Alternativas al fracking
Pero los tiempos están cambiando. Y la solución al calentamiento global no está únicamente en la reparación de fugas. No podemos solamente mitigar un problema que amenaza nuestra vida, tenemos que ponerle fin.
En lugar de perpetuar nuestra dependencia del gas, debemos invertir en una transición justa y movernos hacia fuentes de energía económicamente sostenibles, como la solar y la eólica. Los sistemas de distribución de gas, y su mantenimiento, son tan costosos como tóxicos, y pronto se volverán obsoletos. Debemos pelear por una mejor regulación de nuestro sistema energético mientras construimos alternativas para un mejor mañana.
Eso es especialmente importante en partes del mundo que recién le están abriendo las puertas al fracking. Mientras en el Norte global es algo omnipresente, en América Latina el fracking apenas comienza, con la perforación de cerca de 5,000 pozos en los últimos años.

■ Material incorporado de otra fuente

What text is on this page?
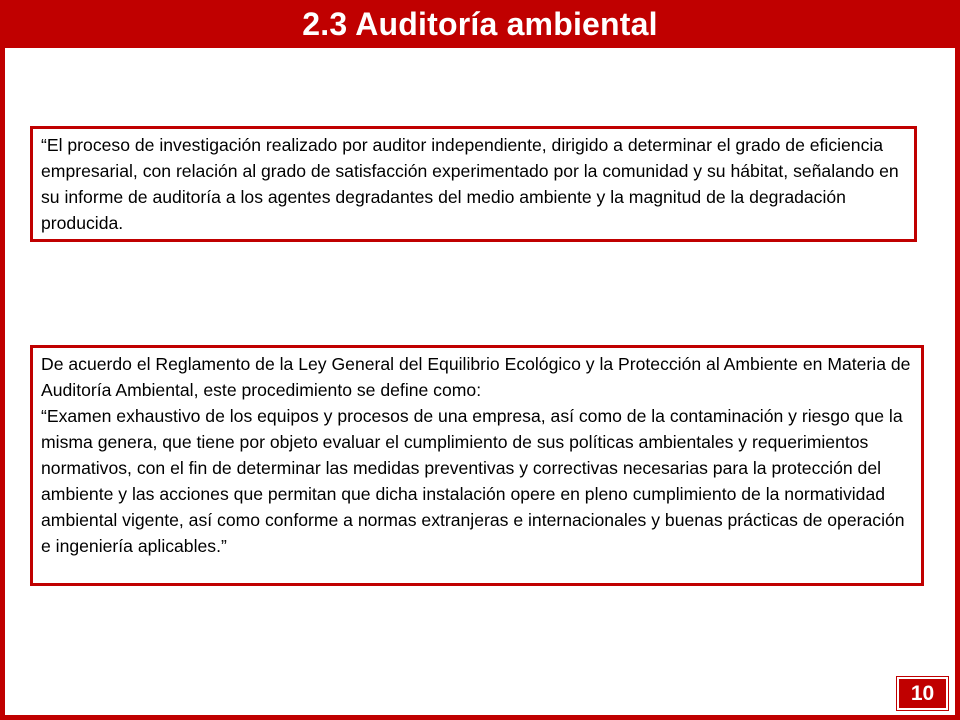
2.3 Auditoría ambiental

“El proceso de investigación realizado por auditor independiente, dirigido a determinar el grado de eficiencia empresarial, con relación al grado de satisfacción experimentado por la comunidad y su hábitat, señalando en su informe de auditoría a los agentes degradantes del medio ambiente y la magnitud de la degradación producida.

De acuerdo el Reglamento de la Ley General del Equilibrio Ecológico y la Protección al Ambiente en Materia de Auditoría Ambiental, este procedimiento se define como:

“Examen exhaustivo de los equipos y procesos de una empresa, así como de la contaminación y riesgo que la misma genera, que tiene por objeto evaluar el cumplimiento de sus políticas ambientales y requerimientos normativos, con el fin de determinar las medidas preventivas y correctivas necesarias para la protección del ambiente y las acciones que permitan que dicha instalación opere en pleno cumplimiento de la normatividad ambiental vigente, así como conforme a normas extranjeras e internacionales y buenas prácticas de operación e ingeniería aplicables.”

10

Comunidades y defensores/as de derechos humanos de todo el continente han luchado mucho para conseguir prohibiciones o restricciones al fracking. Piden que sus países no caigan en la trampa: los daños serían mayores debido a una débil regulación y agravarían el cambio climático.
En octubre del año pasado, testificaron ante la Comisión Interamericana de Derechos Humanos sobre los daños que el fracking ha causado en toda América Latina. Liliana Ávila, abogada sénior de AIDA, explicó que la contaminación causada por el fracking vulnera derechos humanos básicos y que los defensores y defensoras ambientales enfrentan violencia cuando protegen sus territorios de la industria del gas.
Parte de la batalla por una transición global y justa hacia una economía equitativa y sostenible implica reconocer los daños que son más difíciles de ver, incluidos aquellos que al principio son invisibles. Son los daños silenciosos, que ocurren en periodos largos de tiempo, los que ahora nos están alcanzando.